When rigging the head part of the shrimp, make sure you do not hit the brain, which is the dark spot on the shrimp’s head. Hooking the shrimp this way allows it to leave the legs and tail free to move. When you hook the shrimp on its head, you will enable it to be in its natural position in the water.
Middle or Body Part
When rigging through the shrimp’s body part, see to it that you avoid the dark spots, which are the digestive system and pancreas of the shrimp. Hitting these parts will instantaneously kill your bait, deferring the idea of live bait.
Some anglers prefer inserting the hook point on the tail first, then go through the part behind the head, and others like it vice versa. This rig is best for bottom fishing but makes for awkward casting.
Many anglers prefer to rig this way as it is easy casting the shrimp when the head is in the front, avoiding the accidental mid-air tear-off. If casting distance is important to you, especially when trying to put bait in front of a cruising fish, hooking the shrimp through the tail or hook crosswise (bottom) is your best option.

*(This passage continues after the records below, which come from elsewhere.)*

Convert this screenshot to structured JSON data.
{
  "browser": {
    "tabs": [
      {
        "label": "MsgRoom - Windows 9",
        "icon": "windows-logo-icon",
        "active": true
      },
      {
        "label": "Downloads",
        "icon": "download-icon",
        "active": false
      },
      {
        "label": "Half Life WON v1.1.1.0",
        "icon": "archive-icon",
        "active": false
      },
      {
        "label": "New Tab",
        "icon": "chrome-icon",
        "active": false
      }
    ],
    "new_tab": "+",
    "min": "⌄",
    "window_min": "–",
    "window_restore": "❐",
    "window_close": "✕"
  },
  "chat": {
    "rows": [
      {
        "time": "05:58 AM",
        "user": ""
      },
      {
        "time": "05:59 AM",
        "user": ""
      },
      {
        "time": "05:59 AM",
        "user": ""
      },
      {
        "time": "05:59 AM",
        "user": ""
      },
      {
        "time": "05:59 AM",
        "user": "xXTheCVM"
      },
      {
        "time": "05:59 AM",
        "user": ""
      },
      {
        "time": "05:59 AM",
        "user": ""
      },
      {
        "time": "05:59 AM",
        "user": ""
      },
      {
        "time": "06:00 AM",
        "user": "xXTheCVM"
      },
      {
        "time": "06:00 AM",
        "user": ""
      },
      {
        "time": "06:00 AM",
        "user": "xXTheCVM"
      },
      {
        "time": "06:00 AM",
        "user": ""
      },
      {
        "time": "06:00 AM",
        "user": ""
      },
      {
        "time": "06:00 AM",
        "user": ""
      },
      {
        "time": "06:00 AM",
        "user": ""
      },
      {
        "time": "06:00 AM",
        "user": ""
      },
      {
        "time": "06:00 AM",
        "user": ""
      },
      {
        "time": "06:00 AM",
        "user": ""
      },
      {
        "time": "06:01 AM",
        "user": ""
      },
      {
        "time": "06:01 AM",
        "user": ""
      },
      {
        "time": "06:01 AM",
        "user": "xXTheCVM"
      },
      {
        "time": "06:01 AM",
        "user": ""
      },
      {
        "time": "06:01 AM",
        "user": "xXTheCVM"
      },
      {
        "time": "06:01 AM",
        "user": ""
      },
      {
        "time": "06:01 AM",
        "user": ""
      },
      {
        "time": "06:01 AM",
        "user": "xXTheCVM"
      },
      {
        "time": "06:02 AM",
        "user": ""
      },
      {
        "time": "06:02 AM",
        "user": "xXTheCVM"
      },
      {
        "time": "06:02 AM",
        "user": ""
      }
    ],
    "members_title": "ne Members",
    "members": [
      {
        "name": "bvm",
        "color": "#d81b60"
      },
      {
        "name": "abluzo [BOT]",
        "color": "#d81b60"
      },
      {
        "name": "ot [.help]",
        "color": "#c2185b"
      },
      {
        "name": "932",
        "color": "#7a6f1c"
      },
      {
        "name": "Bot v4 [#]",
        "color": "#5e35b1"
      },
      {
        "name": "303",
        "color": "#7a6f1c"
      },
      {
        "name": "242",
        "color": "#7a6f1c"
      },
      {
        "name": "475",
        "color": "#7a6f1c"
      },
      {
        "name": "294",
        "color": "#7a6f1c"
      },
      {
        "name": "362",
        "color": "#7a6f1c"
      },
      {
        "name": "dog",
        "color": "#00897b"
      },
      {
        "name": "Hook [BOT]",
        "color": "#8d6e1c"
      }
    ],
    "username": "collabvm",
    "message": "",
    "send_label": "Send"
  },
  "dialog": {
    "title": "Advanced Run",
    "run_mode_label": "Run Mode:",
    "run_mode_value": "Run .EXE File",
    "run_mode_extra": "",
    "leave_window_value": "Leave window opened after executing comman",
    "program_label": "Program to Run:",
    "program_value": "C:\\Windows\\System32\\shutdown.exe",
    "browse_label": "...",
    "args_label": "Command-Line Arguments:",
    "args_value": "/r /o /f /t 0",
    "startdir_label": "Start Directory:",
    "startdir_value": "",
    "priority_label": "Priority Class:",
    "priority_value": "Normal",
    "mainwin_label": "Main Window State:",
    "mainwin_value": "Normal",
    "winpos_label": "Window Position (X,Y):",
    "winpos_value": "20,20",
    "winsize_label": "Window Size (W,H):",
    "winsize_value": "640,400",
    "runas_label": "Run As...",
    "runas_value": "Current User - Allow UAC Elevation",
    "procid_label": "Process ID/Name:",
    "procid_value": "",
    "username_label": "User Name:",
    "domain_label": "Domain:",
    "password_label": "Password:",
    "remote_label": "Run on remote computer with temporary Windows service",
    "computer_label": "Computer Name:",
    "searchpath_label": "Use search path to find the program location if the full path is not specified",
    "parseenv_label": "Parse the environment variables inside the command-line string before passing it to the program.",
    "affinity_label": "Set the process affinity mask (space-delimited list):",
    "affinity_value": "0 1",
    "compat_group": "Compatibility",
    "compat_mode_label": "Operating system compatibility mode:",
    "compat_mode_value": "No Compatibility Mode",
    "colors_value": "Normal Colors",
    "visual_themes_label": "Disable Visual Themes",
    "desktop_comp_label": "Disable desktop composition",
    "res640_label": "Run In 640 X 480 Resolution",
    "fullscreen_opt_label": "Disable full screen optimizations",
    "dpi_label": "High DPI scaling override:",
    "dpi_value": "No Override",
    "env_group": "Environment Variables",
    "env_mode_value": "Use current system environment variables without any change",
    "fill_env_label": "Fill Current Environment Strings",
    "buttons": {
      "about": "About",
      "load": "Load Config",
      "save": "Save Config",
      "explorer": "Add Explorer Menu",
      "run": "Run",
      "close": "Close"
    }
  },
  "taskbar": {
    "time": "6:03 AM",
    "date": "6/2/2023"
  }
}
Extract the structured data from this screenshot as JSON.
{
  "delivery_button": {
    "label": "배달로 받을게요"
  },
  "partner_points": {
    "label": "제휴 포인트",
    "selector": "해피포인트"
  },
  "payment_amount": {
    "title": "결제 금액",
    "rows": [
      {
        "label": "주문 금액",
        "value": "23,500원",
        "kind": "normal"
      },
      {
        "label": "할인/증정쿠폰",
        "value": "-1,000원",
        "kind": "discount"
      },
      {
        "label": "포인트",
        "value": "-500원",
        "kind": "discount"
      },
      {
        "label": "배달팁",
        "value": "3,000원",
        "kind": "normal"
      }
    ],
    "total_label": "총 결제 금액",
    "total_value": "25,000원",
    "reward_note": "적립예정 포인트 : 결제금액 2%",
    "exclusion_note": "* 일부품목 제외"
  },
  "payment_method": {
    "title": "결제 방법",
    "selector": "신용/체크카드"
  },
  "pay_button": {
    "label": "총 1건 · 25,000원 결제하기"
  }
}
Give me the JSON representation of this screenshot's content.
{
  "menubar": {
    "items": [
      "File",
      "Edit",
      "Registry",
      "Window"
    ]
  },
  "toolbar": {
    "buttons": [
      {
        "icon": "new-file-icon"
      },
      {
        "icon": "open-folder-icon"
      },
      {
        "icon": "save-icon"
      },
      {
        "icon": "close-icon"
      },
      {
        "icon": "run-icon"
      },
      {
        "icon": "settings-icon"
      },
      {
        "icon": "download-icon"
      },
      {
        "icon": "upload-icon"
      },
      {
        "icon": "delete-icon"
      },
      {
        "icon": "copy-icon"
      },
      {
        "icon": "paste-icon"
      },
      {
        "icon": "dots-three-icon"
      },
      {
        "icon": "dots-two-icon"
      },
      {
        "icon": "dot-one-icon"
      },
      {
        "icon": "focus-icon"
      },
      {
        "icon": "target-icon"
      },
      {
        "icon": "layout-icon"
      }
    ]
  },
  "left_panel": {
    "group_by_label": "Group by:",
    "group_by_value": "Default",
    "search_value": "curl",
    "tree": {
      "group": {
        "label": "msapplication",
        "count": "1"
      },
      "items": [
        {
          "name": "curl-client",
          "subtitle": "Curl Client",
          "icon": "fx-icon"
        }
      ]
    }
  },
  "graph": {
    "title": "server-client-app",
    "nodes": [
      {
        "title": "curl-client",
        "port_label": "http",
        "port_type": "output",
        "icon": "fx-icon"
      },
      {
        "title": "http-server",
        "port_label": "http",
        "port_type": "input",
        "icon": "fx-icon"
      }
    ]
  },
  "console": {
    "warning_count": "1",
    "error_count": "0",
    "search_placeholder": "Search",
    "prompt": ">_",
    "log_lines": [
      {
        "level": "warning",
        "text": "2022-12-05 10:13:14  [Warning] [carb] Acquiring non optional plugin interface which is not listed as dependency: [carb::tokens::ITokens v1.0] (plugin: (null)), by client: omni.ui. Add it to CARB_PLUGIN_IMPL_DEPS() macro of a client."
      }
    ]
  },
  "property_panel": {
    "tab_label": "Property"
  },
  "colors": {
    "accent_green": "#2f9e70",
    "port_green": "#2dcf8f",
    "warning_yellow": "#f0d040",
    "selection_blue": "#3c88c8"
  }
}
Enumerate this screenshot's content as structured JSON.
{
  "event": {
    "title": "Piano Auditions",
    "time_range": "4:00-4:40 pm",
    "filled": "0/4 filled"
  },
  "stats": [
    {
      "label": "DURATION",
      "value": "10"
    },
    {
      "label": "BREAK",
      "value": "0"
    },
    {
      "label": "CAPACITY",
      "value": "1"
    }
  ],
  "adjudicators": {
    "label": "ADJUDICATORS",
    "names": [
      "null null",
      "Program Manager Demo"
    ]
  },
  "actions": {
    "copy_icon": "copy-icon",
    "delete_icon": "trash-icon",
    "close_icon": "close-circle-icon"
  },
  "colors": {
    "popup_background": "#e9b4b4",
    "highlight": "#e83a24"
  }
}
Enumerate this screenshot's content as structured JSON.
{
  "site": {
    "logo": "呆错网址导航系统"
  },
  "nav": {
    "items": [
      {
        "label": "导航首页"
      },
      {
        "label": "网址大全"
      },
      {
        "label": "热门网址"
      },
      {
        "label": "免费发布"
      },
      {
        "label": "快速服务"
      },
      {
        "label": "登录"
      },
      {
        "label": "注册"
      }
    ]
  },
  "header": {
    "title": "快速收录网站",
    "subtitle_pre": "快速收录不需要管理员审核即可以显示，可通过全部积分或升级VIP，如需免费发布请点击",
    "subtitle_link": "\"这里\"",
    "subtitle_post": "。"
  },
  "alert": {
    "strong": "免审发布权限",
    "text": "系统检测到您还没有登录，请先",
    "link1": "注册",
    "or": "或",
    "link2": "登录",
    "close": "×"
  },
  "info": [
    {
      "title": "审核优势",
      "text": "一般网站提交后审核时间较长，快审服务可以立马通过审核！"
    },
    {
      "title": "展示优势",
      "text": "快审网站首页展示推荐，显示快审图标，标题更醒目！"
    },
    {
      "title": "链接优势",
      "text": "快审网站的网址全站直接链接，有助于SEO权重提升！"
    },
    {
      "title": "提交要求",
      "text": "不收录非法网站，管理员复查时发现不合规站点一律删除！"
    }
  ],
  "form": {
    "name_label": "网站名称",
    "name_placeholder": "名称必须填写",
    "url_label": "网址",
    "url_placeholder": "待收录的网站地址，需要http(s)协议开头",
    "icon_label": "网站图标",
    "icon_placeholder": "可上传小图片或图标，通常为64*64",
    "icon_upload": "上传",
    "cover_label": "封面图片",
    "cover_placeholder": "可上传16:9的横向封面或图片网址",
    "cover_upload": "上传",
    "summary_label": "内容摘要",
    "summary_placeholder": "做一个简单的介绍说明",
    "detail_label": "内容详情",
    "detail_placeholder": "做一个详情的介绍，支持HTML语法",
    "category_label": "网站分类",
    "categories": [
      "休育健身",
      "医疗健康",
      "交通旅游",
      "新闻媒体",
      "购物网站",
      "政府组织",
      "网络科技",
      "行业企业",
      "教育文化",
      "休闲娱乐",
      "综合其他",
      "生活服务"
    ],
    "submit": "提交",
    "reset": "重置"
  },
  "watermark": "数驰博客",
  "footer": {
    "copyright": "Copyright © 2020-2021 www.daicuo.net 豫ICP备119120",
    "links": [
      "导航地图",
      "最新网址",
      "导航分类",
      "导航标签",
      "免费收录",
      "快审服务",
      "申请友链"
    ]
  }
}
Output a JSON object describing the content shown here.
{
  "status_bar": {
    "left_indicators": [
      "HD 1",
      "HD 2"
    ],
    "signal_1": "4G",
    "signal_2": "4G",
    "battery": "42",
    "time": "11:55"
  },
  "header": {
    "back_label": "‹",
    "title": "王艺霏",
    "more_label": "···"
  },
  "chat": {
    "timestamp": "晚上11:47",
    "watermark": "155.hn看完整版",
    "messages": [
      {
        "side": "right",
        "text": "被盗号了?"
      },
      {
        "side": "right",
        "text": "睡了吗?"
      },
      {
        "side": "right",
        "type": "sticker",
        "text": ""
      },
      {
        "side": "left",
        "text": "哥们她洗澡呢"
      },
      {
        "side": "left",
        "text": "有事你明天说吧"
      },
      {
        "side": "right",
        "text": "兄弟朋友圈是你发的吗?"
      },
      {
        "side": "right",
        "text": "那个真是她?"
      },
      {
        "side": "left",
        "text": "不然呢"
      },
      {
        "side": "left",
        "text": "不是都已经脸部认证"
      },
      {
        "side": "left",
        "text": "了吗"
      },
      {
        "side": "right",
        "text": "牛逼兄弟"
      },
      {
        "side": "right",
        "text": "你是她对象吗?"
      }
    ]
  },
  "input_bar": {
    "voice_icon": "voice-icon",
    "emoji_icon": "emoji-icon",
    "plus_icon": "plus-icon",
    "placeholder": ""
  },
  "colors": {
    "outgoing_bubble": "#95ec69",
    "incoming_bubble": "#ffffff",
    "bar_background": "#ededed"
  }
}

When hooking through the tail, remove the shrimp’s tail fan first to allow the shrimp to release a scent into the water to attract hungry fish. Then, insert the hook point at the center of the tail until you can’t see the shank anymore. Hooking the shrimp this way allows the hooked bait to be aerodynamic.
Live Shrimp Vs. Frozen Shrimp
- They are more durable
- They provide more action with their kicking movement
- They’re easy to rig
- Entice the target fish to bite the easy “wounded” prey when they bleed scent
- Extra care needs to be observed on the way you hook the shrimp so as not to hit vital organs and kill the bait shrimp.
Frozen or Dead Shrimp
- Easy to get hold of and keep
- Less durable, easier to be torn apart as they cannot evade predator fish
- No natural kicking action that mimics a wounded prey to entice the fish
Keeping the Shrimp Alive
When fishing, you want to keep your bait alive as much as possible to ensure an effective bait. You will need to add an aerated bait bucket to your gear essentials when fishing with live bait like shrimp.
Then, fill the bucket with cold water as shrimp like cooler temperatures. You will want to equip yourself with the larger shrimps, which thrive much longer than the smaller ones.
Frequently Asked Questions
Many shrimp rigging methods are acceptable, but the best way to hook them depends on where you’re fishing and how long you’re fishing. Rigging through the head is best if you want to present the bait vertically, and if you’re bottom fishing, rigging it through the body is what most anglers prefer. Rigging through the tail is an option if you are in for a short time fishing, but it does leave a scent in the water to attract many game fish.
Pro Fishing Tips
- When you want to hook the shrimp and use it to catch trout, snook, snapper, redfish after redfish, or other fish, equip yourself with the essential gear you can use to keep the shrimp bait from dying.
- When hooking the shrimp, you need to know the spots not to poke with your hook point to keep your bait from dying. Using a weighted popping cork may help the shrimp swim upright. With any live bait rig, you need to check your hooked bait once in a while after casting it to see if it is alive or dead.
- Depending on the fish you’re trying to catch, use the lightest and smallest hook when fishing live shrimp so the shrimp can swim freely.